Dal 3 ottobre ospiterà il Prix Italia 2022

Torna a vivere il palazzo dell’ex Mercato del pesce a Bari, dopo i lavori di restauro e di ripristino.

“Questo è un sogno che era cominciato tanti anni fa: restituire alla pubblica fruizione questi luoghi che erano in totale degrado – ha dichiarato il presidente della Regione Puglia Michele Emiliano durante la visita nella struttura – L’arte contemporanea avrà a disposizione volumi molto importanti, tra il teatro Margherita e il piano superiore del Mercato del pesce. E potremo proseguire questa idea anche alla Caserma Rossani. Sono tutte idee e progetti a cui abbiamo lavorato negli anni, completando i lavori man mano, anche grazie al lavoro della Soprintendenza, con una rapidità che non abbiamo mai visto in un progetto di questa maestosità”.

 

I lavori di restauro, per i quali la Regione Puglia ha investito 5 milioni di euro, rientrano nell’ambito dell’Accordo di Programma Quadro Rafforzato “Beni e attività culturali”, stipulato nel 2015 con il Ministero dei Beni Culturali.

 

“Per fare le cose – ha aggiunto Emiliano – ci vuole tempo e un sacco di cura. Alle volte sfugge questa collaborazione istituzionale totale che esiste tra la Regione, il Comune e la Soprintendenza”.

 

“Con l’apertura del Mercato del pesce – ha detto Aldo Patruno, direttore del Dipartimento Turismo e Cultura della Regione Puglia – si va a completare il sistema del polo del contemporaneo con il Margherita e lo Spazio Murat, al centro del “miglio dei Teatri” con Kursaal, Petruzzelli e Piccinni. La struttura sarà messa a disposizione nei prossimi giorni per un evento clamoroso: il Prix Italia 2022, gli oscar della televisione che Rai ha scelto di svolgere, con il sostegno della Regione Puglia, a Bari.
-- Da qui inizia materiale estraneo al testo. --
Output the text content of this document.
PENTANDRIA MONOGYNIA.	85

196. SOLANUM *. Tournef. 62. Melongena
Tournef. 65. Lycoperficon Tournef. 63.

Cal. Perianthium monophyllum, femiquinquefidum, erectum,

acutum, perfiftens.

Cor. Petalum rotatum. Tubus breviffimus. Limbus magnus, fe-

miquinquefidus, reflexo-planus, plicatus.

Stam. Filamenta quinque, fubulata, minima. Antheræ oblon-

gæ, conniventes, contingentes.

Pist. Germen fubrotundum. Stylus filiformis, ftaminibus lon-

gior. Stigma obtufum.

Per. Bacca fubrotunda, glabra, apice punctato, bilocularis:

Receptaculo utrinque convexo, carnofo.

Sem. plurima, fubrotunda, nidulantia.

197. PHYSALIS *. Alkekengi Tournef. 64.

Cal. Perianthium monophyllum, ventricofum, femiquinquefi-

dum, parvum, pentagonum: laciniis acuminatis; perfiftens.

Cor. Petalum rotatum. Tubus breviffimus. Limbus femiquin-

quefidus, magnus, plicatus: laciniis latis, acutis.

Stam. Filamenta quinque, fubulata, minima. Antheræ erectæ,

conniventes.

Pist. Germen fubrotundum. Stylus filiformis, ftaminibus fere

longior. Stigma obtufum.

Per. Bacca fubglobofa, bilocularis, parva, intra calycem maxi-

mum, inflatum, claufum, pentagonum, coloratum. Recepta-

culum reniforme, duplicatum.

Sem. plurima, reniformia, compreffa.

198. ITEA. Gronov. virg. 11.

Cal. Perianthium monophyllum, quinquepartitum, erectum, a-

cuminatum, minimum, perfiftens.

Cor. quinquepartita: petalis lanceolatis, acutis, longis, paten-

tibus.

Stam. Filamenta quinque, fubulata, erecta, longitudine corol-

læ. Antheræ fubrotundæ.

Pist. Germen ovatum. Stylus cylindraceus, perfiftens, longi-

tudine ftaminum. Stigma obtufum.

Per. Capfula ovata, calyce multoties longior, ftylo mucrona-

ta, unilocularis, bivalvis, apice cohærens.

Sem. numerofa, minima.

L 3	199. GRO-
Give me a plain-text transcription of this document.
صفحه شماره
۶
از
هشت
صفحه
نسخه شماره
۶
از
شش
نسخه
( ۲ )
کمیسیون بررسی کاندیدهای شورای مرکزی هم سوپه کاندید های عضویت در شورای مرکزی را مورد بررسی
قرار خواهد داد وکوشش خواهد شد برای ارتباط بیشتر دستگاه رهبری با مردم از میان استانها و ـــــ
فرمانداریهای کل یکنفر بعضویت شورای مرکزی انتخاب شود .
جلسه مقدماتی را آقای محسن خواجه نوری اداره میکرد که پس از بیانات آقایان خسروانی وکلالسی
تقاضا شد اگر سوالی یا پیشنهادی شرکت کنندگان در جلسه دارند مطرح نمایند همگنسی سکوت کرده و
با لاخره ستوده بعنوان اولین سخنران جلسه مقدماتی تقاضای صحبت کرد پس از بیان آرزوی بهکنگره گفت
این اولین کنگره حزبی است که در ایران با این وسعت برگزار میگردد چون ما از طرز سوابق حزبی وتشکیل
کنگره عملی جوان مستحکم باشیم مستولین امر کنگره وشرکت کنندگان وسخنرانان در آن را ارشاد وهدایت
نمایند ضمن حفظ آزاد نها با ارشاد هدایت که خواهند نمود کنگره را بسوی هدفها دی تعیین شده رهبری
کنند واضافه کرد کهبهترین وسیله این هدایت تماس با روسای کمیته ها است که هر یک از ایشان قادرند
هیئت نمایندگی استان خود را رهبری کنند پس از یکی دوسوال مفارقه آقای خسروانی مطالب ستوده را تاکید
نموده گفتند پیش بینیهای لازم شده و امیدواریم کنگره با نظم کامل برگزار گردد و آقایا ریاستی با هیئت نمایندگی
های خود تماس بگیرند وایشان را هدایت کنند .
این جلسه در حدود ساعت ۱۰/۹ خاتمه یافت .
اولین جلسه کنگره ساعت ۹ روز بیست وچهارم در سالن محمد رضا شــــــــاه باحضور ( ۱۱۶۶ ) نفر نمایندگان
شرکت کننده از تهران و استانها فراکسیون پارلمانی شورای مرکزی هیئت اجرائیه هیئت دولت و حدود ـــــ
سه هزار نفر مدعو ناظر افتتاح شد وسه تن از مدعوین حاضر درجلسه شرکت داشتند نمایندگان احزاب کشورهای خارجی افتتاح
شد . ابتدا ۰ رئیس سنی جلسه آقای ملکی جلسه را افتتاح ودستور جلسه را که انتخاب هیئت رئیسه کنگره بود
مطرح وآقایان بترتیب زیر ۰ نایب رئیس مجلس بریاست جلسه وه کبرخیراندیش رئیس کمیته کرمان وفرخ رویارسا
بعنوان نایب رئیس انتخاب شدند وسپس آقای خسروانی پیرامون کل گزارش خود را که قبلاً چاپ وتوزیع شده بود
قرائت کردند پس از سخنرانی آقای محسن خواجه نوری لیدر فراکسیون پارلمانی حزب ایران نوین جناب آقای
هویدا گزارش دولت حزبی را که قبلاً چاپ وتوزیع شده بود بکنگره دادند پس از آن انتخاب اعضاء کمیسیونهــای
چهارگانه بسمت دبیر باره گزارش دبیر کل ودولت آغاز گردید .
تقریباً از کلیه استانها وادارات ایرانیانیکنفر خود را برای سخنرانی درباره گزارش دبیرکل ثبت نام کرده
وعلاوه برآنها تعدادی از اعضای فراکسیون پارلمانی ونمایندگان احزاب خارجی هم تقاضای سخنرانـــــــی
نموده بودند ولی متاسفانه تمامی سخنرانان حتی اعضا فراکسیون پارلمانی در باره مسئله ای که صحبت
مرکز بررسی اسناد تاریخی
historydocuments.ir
In questa regione tutto il patrimonio culturale del capoluogo è sostanzialmente recuperato, restaurato, valorizzato e messo a disposizione di un sistema culturale attivo e vivacissimo che è quello che ha alimentato il turismo in Puglia e a Bari, anche negli anni di pandemia, con risultati straordinari che fanno oggi del capoluogo regionale una delle destinazioni turistico-Culturali di eccellenza”.

 

Alla visita guidata, rivolta alle autorità civili, militari, religiose e a tutti i cittadini, hanno partecipato il sindaco di Bari Antonio Decaro, l’arch. Maria Piccarreta, Segretario regionale del Ministero della Cultura, con il Responsabile unico del procedimento (RUP), arch. Francesco Longobardi, la progettista, arch. Anita Guarnieri (oggi Soprintendente a Foggia), il direttore dei lavori, arch. Antonio Zunno e l’arch. Maria Franchini della direzione lavori.